Permissible Usage of Remitted Money:
  • Remittances can be used for various purposes, including travel expenses (personal or business), medical treatment, education, gifts and donations, maintenance of close relatives, etc.
  • Funds can be invested in shares, debt instruments, and immovable properties in overseas markets.
  • Individuals can open and maintain foreign currency accounts with banks outside India for transactions allowed under the scheme.
Prohibited Transactions:
  • Transactions specifically prohibited under Schedule-I or restricted under Schedule-II of the Foreign Exchange Management (Current Account Transactions) Rules, 2000 are not allowed.
  • Trading in foreign exchange abroad is prohibited.
  • Capital account remittances to countries identified as “non-cooperative countries and territories” by the Financial Action Task Force (FATF) are not permitted.
  • Remittances to individuals and entities identified as posing a significant risk of terrorism, as advised by the Reserve Bank, are also prohibited.
  • Resident individuals must provide their Permanent Account Number (PAN) for all transactions under LRS conducted through Authorized Persons.

Possible Impacts:

Tedious Task for Banks:

  • Banks will face a challenging task of monitoring and keeping track of each transaction to ensure compliance with the 20% Tax Collected at Source (TCS) rule.

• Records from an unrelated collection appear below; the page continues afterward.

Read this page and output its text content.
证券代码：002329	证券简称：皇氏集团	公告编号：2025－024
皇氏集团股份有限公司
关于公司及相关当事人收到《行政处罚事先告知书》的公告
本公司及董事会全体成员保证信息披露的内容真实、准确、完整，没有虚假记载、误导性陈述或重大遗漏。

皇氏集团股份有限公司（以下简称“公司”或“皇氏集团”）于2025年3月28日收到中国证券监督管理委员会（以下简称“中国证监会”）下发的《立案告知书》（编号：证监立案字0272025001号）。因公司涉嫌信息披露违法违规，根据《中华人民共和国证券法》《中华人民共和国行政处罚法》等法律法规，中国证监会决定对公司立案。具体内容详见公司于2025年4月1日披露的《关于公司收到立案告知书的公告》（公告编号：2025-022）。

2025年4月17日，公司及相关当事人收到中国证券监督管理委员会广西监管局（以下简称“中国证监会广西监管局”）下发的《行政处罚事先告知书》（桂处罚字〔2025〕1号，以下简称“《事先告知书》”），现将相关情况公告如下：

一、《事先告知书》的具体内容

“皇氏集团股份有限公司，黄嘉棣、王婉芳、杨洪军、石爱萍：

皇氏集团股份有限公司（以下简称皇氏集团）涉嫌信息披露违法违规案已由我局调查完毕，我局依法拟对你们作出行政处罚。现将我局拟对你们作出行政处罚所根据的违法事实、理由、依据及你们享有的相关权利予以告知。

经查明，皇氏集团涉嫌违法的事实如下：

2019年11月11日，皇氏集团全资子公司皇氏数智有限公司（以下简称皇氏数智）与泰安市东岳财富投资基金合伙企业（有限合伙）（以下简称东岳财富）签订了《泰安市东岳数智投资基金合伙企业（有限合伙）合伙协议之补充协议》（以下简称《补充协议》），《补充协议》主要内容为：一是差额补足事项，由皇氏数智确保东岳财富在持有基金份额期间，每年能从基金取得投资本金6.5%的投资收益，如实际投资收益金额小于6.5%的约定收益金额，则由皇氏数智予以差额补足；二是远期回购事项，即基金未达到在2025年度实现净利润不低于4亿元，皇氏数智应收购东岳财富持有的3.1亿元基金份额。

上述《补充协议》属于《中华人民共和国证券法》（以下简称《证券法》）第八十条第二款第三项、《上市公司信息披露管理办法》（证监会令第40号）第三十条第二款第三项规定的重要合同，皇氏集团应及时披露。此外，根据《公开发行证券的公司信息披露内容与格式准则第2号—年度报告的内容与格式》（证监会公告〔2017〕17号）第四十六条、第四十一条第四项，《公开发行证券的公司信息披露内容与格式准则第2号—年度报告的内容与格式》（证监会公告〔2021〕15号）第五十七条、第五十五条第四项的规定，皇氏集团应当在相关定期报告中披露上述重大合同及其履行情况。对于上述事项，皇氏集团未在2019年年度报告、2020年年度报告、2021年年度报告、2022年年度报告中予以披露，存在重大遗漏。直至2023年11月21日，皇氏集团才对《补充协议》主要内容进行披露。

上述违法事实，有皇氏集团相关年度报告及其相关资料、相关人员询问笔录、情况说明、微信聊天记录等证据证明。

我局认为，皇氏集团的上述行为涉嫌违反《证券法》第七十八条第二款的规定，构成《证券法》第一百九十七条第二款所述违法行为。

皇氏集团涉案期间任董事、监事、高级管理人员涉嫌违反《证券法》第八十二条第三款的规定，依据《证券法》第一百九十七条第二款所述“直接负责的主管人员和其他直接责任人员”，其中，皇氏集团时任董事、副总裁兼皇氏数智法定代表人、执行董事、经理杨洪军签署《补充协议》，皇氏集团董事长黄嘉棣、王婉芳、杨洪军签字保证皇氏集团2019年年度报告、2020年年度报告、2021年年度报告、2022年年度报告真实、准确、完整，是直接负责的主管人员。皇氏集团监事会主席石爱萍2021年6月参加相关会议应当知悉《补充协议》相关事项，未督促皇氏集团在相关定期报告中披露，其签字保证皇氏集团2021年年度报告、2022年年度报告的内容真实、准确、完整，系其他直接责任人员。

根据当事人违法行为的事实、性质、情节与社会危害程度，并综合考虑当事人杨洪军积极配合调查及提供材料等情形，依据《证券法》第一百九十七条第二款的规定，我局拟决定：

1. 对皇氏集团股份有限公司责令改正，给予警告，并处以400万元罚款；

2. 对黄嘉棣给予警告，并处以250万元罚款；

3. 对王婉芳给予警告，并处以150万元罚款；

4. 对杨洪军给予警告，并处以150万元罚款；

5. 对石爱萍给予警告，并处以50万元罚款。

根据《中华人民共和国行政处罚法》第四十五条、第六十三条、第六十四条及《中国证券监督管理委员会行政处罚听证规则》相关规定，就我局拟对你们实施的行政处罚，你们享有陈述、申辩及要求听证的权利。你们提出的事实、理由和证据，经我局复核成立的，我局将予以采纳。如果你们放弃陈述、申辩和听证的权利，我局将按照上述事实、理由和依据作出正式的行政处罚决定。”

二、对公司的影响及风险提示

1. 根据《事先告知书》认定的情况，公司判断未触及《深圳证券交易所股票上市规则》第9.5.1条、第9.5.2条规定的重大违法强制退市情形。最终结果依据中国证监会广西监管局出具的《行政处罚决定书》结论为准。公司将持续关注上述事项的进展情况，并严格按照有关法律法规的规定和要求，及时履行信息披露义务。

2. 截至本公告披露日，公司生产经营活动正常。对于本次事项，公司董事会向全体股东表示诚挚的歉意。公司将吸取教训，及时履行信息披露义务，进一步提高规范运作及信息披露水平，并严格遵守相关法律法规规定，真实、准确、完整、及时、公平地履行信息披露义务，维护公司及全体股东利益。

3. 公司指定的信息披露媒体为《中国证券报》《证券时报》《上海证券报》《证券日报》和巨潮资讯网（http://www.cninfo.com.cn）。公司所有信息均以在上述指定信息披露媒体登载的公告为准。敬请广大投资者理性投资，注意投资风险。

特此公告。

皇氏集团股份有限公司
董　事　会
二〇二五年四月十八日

Transactions Outside TCS Purview:

  • Transactions for education and medical expenses, among others, remain exempt from the higher 20% TCS, creating complexity in tracking and applying the tax.

Increased Cost of Foreign Travel:

  • Foreign travel expenses will become 20% more expensive due to the blocked amount that will be refunded through the income tax process.

Refunds and Income Tax Filing:

  • Taxpayers will have the option to claim the 20% TCS back while filing their Income Tax Returns (ITR). However, this process adds an additional step and time before the amount is refunded.

Widening Pricing Gap:

  • The introduction of a 5% TCS on LRS remittances in 2020 already caused a significant loss of business for domestic travel and tour agents.
  • Global Travel Agents (GTAs) that evade TCS compliance can offer better pricing on their platforms, creating a pricing gap.
  • The four-fold increase in the tax rate further widens the pricing gap, making upfront costs for travelers even higher when booking with domestic travel agents.